Overview

This trial is active, not recruiting.

Condition arthritis, rheumatoid
Treatments celecoxib, ibuprofen, naproxen
Phase phase 4
Sponsor Pfizer
Collaborator The Cleveland Clinic
Start date October 2006
End date March 2016
Trial size 24200 participants
Trial identifier NCT00346216, 2004-002441-13, A3191172, PRECISION TRIAL

Summary

To answer the question of overall benefit: risk of celecoxib when compared to two most commonly prescribe traditional (non-selective) nonsteroidal anti-inflammatory drugs (NSAIDs) in the treatment of arthritis pain. For this purpose, patients with osteoarthritis or rheumatoid arthritis with or at risk of developing cardiovascular disease will be recruited. The cardiovascular, gastrointestinal and renal safety and symptomatic benefit in each treatment group will be assessed accordingly.

United States No locations recruiting
Other Countries No locations recruiting

Study Design

Allocation randomized
Endpoint classification safety study
Intervention model parallel assignment
Masking double blind (subject, caregiver, investigator)
Primary purpose treatment
Arm
(Experimental)
subject receives celecoxib and dummy (placebo) ibuprofen and naproxen
celecoxib
100 to 200 mg twice daily, taken by mouth
(Active Comparator)
subject receives ibuprofen and dummy (placebo) celecoxib and naproxen
ibuprofen
ibuprofen 600 mg to 800 mg three times daily, taken by mouth
(Active Comparator)
subject receives naproxen and dummy (placebo) celecoxib and ibuprofen
naproxen
naproxen 375mg to 500 mg twice daily, taken by mouth

Primary Outcomes

Measure
The first occurrence of cardiovascular death (including hemorrhagic death), non-fatal myocardial infarction, or non-fatal stroke (APTC composite endpoint).
time frame: up to 18 months

Secondary Outcomes

Measure
The occurrence of Clinical Significant Gastrointestinal Events (CSGIEs)
time frame: up to 18 months
Patient's Assessment of Arthritis Pain (VAS)
time frame: up to 18 months
The first occurrence of a MACE defined as the composite of cardiovascular death (including hemorrhagic death), non-fatal MI, non-fatal stroke, hospitalization for UA, revascularization or hospitalization for TIA
time frame: up to 18 months

Eligibility Criteria

Male or female participants at least 18 years old.

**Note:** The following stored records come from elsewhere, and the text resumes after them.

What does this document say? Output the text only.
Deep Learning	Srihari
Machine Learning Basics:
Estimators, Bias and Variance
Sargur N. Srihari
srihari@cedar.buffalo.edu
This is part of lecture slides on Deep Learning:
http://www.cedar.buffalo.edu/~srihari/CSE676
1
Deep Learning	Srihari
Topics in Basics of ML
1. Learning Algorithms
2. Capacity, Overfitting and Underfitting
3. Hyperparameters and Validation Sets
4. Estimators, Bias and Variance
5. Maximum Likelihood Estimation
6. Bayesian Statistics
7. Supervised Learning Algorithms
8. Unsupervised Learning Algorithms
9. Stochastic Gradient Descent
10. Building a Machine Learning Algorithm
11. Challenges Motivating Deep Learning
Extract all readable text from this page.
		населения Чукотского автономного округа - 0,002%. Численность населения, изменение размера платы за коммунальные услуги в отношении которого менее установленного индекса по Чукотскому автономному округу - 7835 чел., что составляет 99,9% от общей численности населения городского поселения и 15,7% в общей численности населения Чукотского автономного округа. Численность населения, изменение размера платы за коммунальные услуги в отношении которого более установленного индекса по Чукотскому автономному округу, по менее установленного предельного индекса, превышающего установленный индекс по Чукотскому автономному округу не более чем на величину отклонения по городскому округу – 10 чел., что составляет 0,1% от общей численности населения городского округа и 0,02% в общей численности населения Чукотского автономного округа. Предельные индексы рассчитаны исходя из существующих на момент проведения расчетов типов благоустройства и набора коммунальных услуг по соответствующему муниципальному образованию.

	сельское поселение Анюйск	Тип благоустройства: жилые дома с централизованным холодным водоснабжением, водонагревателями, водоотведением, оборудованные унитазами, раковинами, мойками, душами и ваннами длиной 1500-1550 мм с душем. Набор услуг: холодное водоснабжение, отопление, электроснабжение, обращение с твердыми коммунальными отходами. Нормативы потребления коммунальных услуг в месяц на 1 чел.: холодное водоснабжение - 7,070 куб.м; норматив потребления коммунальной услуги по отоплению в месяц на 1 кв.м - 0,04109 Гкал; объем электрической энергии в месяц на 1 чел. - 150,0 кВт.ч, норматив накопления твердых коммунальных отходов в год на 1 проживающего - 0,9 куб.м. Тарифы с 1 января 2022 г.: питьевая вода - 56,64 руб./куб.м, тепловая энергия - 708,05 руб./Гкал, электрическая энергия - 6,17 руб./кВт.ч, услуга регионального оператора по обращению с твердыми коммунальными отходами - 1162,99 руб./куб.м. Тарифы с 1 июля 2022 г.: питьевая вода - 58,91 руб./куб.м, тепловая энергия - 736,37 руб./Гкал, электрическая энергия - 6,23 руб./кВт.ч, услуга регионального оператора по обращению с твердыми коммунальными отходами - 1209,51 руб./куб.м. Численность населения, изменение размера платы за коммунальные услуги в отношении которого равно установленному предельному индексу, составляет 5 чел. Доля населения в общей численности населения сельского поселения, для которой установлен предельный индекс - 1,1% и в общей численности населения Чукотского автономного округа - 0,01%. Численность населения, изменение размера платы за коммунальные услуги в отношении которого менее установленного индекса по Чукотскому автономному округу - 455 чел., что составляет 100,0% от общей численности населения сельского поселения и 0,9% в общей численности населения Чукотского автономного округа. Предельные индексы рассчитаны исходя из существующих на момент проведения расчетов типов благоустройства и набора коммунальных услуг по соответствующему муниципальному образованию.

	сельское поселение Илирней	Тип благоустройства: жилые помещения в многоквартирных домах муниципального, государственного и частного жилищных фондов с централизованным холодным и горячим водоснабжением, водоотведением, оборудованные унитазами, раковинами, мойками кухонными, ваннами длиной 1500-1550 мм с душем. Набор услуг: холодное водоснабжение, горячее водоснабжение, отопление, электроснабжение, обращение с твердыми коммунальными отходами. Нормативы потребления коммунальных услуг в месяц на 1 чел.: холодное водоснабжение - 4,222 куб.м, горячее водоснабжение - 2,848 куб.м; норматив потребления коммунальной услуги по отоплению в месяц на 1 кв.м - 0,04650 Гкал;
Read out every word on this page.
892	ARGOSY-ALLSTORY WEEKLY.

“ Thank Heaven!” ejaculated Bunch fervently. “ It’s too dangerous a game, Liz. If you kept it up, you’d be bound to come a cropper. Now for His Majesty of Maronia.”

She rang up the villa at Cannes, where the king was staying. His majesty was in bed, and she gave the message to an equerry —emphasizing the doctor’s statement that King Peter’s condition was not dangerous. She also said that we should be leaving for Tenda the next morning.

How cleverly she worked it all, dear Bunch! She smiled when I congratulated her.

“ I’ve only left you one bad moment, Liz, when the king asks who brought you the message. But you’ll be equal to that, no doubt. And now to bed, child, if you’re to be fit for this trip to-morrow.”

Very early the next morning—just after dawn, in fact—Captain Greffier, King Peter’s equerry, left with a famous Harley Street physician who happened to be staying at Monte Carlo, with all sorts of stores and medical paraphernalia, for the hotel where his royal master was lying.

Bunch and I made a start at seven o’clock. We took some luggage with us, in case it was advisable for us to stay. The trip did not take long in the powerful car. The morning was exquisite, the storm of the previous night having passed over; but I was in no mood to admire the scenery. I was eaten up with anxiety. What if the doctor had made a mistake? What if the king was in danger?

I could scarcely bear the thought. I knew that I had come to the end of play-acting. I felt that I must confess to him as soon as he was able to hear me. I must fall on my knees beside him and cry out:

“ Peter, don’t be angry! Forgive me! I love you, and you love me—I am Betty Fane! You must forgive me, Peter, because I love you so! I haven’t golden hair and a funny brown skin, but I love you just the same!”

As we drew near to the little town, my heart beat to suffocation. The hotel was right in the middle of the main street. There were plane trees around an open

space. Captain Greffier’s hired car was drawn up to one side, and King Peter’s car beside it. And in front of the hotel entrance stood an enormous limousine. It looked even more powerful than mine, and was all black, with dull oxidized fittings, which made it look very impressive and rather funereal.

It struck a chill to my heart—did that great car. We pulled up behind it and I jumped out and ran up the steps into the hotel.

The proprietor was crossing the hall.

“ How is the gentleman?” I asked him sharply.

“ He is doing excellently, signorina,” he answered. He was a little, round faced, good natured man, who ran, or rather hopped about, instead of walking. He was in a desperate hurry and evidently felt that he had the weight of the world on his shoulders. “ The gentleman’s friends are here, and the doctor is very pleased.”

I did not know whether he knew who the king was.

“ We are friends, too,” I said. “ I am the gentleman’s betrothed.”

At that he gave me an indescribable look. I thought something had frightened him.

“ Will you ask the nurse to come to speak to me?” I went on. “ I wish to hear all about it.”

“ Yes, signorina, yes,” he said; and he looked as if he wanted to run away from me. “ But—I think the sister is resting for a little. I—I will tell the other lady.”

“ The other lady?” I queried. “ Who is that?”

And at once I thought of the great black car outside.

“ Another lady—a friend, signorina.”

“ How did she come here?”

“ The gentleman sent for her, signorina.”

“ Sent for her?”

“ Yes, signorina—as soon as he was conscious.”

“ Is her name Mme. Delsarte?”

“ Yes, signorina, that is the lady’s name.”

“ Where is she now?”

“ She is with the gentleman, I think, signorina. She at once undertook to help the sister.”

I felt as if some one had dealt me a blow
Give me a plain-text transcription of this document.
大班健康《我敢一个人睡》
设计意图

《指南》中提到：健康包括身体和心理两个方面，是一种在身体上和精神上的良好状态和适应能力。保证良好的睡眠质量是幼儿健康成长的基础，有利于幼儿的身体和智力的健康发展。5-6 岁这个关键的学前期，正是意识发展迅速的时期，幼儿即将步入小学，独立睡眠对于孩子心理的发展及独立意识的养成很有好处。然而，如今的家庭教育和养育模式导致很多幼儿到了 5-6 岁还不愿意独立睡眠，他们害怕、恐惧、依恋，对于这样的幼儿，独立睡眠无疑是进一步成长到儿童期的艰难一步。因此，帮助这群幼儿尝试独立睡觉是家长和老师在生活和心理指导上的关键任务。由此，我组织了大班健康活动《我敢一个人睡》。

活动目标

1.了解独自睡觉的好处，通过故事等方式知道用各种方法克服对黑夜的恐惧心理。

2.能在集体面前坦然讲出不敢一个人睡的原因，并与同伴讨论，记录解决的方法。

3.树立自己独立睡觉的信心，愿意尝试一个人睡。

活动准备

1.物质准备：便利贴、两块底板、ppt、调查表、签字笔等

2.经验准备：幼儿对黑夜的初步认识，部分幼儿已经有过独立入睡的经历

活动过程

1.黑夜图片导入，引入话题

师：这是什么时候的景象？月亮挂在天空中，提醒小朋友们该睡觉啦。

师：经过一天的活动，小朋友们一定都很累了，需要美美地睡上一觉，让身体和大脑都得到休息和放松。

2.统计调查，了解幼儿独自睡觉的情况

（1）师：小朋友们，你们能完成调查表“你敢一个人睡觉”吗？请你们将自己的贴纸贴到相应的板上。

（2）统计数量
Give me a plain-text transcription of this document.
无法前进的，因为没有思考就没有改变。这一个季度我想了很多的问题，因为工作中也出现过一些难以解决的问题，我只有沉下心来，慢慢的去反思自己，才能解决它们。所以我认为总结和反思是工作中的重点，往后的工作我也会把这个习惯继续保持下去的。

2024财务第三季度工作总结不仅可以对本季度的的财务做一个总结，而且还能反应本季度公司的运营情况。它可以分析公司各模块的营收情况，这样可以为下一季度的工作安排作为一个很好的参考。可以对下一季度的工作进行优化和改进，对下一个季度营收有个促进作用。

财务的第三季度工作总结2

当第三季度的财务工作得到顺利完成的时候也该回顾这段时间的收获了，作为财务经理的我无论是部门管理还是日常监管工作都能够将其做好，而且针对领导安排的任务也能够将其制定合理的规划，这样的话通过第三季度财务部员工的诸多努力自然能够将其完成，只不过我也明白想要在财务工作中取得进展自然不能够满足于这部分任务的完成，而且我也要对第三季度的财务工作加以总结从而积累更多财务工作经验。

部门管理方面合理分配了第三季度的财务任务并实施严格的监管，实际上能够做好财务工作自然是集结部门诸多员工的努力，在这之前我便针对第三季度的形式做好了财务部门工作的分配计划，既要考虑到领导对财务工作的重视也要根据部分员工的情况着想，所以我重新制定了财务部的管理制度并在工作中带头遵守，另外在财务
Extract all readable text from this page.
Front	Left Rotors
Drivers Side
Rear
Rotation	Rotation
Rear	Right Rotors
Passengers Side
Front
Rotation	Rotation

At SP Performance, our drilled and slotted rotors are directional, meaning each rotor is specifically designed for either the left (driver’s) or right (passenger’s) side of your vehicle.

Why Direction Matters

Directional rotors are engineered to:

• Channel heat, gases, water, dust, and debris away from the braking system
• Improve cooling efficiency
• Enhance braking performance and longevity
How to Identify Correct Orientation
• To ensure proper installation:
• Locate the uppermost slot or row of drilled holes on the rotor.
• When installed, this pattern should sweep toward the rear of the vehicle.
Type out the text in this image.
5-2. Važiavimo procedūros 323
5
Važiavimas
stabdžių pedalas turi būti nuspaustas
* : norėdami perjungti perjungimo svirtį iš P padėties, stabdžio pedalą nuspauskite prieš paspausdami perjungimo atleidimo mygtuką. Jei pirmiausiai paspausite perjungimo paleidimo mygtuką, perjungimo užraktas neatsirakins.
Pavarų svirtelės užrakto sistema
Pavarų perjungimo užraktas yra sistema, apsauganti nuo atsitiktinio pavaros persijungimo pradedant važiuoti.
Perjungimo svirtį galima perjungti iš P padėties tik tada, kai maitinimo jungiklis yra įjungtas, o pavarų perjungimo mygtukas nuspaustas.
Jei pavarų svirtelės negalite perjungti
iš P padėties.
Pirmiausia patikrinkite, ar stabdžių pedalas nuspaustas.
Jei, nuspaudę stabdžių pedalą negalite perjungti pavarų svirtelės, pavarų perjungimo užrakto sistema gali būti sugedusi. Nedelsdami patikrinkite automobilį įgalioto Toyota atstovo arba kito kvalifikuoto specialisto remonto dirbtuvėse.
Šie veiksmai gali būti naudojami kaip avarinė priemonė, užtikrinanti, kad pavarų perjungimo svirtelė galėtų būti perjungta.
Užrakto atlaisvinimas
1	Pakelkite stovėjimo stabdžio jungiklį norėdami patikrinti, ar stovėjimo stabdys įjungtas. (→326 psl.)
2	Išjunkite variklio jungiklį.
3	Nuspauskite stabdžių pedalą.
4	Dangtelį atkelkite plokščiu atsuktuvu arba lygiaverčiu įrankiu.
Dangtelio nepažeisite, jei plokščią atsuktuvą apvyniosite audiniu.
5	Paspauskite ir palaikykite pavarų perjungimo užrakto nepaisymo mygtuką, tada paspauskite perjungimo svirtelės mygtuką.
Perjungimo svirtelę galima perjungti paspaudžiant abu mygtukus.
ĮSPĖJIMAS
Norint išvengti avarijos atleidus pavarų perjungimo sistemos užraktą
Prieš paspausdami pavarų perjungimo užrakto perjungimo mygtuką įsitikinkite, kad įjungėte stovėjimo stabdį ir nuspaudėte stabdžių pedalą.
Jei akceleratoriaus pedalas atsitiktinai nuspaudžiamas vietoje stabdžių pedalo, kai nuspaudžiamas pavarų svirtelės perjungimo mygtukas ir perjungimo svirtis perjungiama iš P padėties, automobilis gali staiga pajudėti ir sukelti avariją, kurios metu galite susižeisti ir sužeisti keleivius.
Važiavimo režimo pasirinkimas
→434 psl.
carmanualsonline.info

Inclusion Criteria: - Subjects with osteoarthritis or rheumatoid Arthritis with or at risk of developing cardiovascular disease and who require and eligible for chronic, daily therapy with an NSAID to control arthritis sign and symptoms. Exclusion Criteria: - Subjects have had a recent cardiovascular event, unstable cardiovascular conditions, or any major surgery (cardiac or non-cardiac) within 3 months prior to randomization; - Subjects with medical or laboratory abnormality that would make the subject inappropriate for entry into this trial - Subjects require treatment with aspirin > 325 mg /day - Subjects with known hypersensitivity to celecoxib, ibuprofen, naproxen, aspirin or esomeprazole, etc.

Additional Information

Official title A Randomized, Double Blind, Parallel-group Study Of Cardiovascular Safety In Osteoarthritis Or Rheumatoid Arthritis Patients With Or At High Risk For Cardiovascular Disease Comparing Celecoxib With Naproxen And Ibuprofen
Trial information was received from ClinicalTrials.gov and was last updated in March 2016.
Information provided to ClinicalTrials.gov by Pfizer.